Examples of foods which are high in protein include lean meats, dairy products (regardless of fat content), certain legumes, fish, nuts, and eggs.
Difference of High fat and protein diet
Many people get confused about high fat versus high protein. Perhaps this is because there are many foods which contain both fat and protein, such as eggs.
However, someone who is following a high fat diet (such as the ketogenic diet) will have a very different meal plan than someone who is on a high protein diet (such as the Atkins diet). For instance, someone on a high fat diet might be eating bacon, avocado, and eggs for breakfast, whereas the high protein dieter might be eating an egg white omelette with lean chicken breast and broccoli.
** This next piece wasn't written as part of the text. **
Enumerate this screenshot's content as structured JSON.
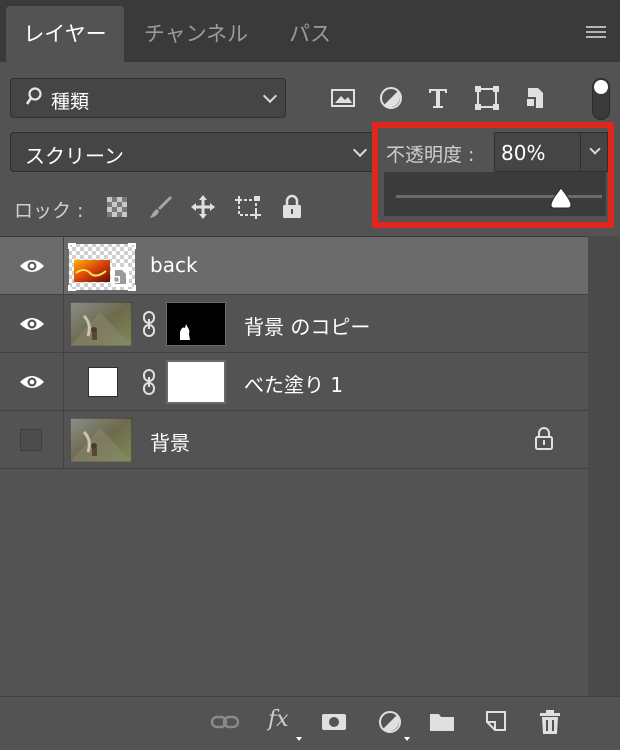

Similarities of High fat and protein diet
The most important thing these two approaches have in common is the limitation of carbohydrates, specifically high glycemic carbs. The quickest way to put on a bunch of body fat is by eating excess carbs, especially sugars and starches.
Any healthy and effective diet that’s high in fat and protein will limit high glycemic carbs but include lots of vegetables which are low glycemic and high in fiber.
Is there a winner?
Not necessarily. Both high fat or a high protein diets can be effective for weight loss, but which one might be more effective can vary from individual to individual. At the New You Challenge, we work with our clients to create a balanced meal plan that will work to complement the fitness challenge! Additionally, we offer additional ease with meal planning via our partner, RP Nutrition.
Have you ever followed a high fat and protein diet?